Our discussion of DNS resolution (Section 20.2.2 ) uses the current convention for internet addresses, known as IPv4 (for Internet Protocol version 4) - each IP address is a sequence of four bytes. In the future, the convention for addresses (collectively known as the internet address space) is likely to use a new standard known as IPv6 (http://www.ipv6.org/).
Tomasic and Garcia-Molina (1993) and Jeong and Omiecinski (1995) are key early papers evaluating term partitioning versus document partitioning for distributed indexes.

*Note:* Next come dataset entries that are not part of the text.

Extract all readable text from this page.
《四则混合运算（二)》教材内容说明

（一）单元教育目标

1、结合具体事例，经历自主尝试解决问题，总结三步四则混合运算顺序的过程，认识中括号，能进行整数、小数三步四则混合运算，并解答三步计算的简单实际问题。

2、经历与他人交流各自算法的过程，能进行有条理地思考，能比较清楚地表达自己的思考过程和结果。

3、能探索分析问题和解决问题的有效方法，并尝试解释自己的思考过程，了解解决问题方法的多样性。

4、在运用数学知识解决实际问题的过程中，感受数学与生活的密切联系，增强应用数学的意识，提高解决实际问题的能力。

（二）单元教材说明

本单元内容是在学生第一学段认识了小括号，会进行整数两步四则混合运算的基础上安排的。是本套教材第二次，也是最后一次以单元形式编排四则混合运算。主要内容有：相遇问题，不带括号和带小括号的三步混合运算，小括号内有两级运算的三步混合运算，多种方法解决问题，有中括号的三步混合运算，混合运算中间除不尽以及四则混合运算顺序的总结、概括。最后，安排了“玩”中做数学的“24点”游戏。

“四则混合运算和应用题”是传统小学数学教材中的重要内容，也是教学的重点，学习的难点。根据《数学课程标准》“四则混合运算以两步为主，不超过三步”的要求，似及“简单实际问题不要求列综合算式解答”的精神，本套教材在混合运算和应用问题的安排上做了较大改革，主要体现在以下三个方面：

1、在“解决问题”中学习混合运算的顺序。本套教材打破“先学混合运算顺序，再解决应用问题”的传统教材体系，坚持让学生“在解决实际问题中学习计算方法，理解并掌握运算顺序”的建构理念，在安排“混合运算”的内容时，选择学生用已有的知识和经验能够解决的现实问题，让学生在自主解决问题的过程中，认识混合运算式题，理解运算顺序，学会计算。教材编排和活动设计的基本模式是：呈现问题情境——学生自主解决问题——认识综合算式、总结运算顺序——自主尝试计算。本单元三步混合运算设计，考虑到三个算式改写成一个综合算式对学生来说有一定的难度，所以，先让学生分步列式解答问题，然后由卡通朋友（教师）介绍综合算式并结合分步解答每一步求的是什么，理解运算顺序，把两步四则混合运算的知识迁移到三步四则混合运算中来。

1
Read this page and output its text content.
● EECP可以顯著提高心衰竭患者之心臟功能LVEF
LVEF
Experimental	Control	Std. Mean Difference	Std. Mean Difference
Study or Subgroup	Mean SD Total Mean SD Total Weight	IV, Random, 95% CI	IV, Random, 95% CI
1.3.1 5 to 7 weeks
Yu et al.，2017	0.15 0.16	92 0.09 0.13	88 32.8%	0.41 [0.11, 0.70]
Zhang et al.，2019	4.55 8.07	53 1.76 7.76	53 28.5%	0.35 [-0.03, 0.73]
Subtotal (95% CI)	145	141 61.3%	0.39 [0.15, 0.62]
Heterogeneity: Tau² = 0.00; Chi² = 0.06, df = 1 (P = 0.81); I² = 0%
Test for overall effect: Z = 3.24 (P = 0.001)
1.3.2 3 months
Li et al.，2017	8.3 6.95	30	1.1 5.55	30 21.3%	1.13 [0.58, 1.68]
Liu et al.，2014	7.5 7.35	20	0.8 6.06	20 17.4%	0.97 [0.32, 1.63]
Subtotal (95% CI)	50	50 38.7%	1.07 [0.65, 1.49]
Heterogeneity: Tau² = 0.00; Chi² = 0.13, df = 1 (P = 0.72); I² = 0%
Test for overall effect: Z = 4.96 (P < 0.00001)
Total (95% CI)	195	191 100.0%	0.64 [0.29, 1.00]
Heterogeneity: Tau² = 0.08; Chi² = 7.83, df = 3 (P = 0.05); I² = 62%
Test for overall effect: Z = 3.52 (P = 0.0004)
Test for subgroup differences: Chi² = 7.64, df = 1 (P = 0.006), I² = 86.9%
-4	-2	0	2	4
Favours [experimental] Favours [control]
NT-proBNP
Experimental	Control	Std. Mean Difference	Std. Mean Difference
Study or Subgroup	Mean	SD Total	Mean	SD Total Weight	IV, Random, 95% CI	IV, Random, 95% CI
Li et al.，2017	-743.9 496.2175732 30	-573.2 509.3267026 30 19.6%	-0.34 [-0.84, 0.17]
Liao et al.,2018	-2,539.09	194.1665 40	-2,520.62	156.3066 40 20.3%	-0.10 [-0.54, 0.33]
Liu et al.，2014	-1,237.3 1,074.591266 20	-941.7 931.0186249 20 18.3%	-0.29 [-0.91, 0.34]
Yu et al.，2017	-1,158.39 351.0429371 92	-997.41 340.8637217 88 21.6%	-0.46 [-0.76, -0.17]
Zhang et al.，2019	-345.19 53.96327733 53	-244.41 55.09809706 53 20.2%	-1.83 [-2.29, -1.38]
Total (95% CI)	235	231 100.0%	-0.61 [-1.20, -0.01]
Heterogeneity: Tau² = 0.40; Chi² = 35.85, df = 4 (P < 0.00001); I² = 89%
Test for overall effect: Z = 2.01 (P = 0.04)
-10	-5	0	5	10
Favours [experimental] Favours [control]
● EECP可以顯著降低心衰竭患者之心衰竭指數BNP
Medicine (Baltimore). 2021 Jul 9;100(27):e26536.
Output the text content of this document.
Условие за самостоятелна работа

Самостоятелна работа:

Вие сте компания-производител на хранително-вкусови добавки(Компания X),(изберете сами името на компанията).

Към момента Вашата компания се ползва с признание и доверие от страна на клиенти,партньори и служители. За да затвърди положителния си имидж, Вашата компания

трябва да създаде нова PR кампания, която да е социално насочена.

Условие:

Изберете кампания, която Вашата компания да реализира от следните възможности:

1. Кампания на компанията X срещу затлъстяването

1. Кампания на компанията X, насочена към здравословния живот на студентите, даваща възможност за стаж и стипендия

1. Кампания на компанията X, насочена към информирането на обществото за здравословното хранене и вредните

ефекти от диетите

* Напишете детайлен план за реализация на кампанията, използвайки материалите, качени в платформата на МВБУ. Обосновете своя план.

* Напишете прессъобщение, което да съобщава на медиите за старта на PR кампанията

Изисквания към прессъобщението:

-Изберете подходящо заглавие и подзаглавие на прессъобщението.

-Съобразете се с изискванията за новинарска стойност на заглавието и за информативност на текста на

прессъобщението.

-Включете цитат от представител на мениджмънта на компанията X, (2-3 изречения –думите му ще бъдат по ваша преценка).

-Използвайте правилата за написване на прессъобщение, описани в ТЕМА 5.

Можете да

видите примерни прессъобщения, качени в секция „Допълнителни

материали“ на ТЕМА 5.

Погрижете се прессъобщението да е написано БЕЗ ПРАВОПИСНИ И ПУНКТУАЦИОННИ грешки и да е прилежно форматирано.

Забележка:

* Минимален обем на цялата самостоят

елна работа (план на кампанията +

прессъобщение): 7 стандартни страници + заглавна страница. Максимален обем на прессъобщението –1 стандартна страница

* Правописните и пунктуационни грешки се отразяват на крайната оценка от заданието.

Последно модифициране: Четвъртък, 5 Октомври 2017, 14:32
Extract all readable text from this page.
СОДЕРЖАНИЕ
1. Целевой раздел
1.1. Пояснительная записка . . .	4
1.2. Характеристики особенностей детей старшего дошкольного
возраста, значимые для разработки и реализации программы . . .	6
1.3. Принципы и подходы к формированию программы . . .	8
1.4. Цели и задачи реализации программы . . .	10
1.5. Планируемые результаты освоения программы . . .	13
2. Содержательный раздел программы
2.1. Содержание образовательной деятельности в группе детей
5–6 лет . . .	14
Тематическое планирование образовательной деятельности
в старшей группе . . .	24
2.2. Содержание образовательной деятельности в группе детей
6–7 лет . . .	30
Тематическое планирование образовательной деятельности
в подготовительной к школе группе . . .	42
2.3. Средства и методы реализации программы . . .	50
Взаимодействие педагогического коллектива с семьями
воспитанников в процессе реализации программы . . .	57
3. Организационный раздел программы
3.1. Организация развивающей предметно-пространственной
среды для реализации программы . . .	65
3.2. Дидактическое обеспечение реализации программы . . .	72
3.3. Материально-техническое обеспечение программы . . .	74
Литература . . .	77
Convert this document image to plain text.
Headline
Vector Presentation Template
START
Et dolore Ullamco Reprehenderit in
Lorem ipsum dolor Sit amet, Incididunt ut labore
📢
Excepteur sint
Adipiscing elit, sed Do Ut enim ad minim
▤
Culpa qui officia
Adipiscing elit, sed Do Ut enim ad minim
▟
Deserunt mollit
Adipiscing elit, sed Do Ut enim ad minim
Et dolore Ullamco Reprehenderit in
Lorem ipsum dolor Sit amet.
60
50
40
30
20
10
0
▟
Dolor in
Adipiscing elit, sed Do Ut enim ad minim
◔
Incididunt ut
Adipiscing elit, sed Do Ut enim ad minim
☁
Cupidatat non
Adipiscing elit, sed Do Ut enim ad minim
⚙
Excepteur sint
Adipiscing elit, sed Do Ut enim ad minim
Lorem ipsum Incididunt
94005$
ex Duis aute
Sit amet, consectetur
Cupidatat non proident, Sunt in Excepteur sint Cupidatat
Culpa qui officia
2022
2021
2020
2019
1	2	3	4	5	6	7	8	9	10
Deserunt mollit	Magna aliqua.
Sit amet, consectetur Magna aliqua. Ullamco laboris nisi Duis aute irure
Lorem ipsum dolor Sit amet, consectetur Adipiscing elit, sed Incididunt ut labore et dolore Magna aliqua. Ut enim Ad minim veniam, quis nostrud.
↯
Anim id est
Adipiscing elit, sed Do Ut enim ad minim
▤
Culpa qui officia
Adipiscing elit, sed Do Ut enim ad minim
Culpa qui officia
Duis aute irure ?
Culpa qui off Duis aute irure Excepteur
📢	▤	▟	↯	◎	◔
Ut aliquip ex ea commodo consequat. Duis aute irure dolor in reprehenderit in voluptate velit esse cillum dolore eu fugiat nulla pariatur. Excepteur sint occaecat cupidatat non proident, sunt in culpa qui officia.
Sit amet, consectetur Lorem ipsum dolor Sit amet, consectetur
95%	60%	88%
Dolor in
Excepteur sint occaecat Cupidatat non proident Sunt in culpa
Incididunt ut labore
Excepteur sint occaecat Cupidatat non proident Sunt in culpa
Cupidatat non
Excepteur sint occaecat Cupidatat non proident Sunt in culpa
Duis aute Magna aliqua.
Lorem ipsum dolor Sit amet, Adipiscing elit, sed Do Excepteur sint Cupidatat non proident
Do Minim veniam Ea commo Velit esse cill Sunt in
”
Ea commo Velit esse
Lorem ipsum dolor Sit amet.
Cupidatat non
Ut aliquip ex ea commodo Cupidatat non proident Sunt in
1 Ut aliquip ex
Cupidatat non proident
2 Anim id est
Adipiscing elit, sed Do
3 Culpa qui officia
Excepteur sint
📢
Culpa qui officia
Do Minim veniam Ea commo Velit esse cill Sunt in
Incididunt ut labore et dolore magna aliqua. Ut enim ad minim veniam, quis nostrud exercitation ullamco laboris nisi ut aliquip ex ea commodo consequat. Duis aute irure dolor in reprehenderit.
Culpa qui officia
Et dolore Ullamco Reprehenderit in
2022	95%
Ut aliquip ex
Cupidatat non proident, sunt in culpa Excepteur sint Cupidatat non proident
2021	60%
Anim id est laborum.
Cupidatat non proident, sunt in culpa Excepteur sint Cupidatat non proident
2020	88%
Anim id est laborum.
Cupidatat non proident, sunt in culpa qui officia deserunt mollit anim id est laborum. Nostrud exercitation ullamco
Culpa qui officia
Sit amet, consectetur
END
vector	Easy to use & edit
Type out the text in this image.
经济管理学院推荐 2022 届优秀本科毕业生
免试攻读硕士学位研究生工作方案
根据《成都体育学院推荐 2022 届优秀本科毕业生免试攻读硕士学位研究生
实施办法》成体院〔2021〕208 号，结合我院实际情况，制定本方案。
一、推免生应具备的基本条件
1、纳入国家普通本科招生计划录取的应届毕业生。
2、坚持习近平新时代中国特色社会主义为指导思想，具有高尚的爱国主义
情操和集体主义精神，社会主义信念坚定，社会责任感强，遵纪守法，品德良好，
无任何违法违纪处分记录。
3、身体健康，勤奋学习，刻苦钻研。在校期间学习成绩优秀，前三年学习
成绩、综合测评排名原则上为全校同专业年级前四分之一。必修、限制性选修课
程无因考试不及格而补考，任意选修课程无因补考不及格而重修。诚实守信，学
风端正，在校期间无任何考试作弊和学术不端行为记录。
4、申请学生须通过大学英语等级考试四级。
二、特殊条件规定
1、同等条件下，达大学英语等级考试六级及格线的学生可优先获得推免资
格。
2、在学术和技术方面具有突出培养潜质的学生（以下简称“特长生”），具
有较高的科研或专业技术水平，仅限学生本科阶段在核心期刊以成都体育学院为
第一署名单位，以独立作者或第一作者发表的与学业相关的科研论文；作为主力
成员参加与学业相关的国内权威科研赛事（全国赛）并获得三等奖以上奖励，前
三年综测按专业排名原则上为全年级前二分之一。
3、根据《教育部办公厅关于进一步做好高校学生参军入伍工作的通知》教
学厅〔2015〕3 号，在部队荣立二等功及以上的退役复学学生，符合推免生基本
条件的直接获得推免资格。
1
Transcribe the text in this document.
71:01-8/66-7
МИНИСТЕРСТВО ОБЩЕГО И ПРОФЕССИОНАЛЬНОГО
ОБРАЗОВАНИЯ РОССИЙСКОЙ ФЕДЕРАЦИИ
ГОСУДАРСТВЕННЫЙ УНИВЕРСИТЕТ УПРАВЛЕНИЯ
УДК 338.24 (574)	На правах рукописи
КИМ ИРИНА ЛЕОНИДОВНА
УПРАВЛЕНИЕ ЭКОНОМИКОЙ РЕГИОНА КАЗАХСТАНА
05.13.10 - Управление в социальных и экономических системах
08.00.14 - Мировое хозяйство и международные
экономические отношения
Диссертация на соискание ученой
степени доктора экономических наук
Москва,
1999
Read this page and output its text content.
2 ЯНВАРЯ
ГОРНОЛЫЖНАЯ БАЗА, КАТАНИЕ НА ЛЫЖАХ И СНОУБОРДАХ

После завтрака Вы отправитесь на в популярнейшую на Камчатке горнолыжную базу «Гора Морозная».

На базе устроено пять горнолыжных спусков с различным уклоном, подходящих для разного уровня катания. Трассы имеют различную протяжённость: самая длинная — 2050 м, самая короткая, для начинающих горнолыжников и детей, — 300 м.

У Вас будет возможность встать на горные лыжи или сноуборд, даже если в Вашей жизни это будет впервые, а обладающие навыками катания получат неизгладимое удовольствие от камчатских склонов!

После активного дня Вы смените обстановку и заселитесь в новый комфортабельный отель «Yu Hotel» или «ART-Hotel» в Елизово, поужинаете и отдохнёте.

Document partitioning is found to be superior, at least when the distribution of terms is skewed, as it typically is in practice. This result has generally been confirmed in more recent work (MacFarlane et al., 2000). But the outcome depends on the details of the distributed system; at least one thread of work has reached the opposite conclusion (Ribeiro-Neto and Barbosa, 1998, Badue et al., 2001).
Sornil (2001) argues for a partitioning scheme that is a hybrid between term and document partitioning.
Barroso et al. (2003) describe the distribution methods used at Google. The first implementation of a connectivity server was described by Bharat et al. (1998). The scheme discussed in this chapter, currently believed to be the best published scheme (achieving as few as 3 bits per link for encoding), is described in a series of papers by Boldi and Vigna (2004b;a).